During the conversation, the facilitator read over the suicide reduction strategic plan. She told everyone to break into groups and “make the vision real.”
Potential solutions appeared on sheets the groups wrote on: make people feel accepted, have safe places where people don’t feel isolated, bring people back to their roots, reach out to elders and hold positive activities for children.
Inmee agrees with holding more activities for young people. She wants younger generations to know that it is okay to get help, so they don’t feel lonely or that they can’t talk about things. She especially wants grieving families to come together.
She said that even a brief “I know how you feel,” can help.
Inmee and her family now must move forward, but her hope is that Tribal Health will be more consistent in holding community conversations and activities, improving their response time and advertising their mental health services more, not just as a response to a suicide cluster. She wants more people to show up to the events and hopes there will be change.
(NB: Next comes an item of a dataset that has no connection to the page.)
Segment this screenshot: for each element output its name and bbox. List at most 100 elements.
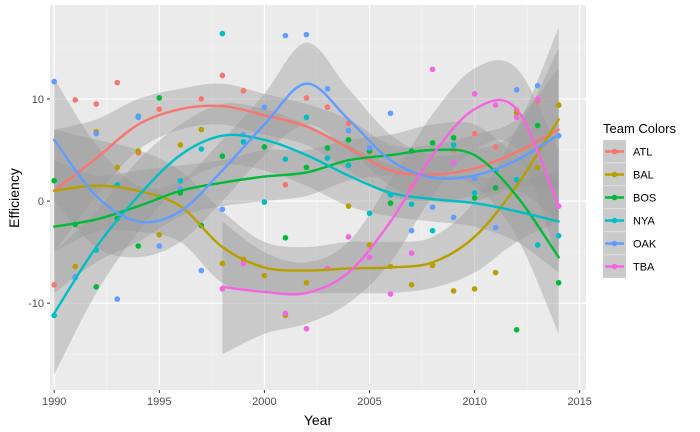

Whiting-Sorrell, amazed at the number of people who showed up for the community discussion, said Tribal Health will not need to hold a similar conversation. She hoped the strategies brought up in the workshop will last long term.
JaNessa Taylor talks about how she has grown as a person in her essay:
“I wanted to try on some new shoes, and I was now in the right place at the right time with all the help I needed.”
After her suicide attempt, JaNessa opened up to her soccer teammates and to her boss at Hallmark about what happened. Her relationship with her mother has also grown stronger. JaNessa said she would “step right on it” if she saw any symptoms in her siblings, who all sat on the couch ready for school when the ambulance came to get her that day last winter.
But she would like to see more conversations happening. Although people post on Facebook about suicide attempts, they don’t necessarily talk about it, especially in schools. And their symptoms do not change.
“Sometimes they could think they are reaching out or having a conversation in the hopes of getting help, but in reality it could be hurting them,” said Brandy Couture, program manager at the Center for Prevention and Wellness at the Salish Kootenai College.
JaNessa thinks holding assemblies over mental health would help. She said now that just having someone to talk to about mental health is more relieving than medication.
“It’s like getting your hair cut at a salon,” JaNessa said. “Everybody needs to get their hair cut. I see it like that, just the same. You need to get your hair cut, and you need somebody you can talk to. I don’t know why it’s such a rare thing.”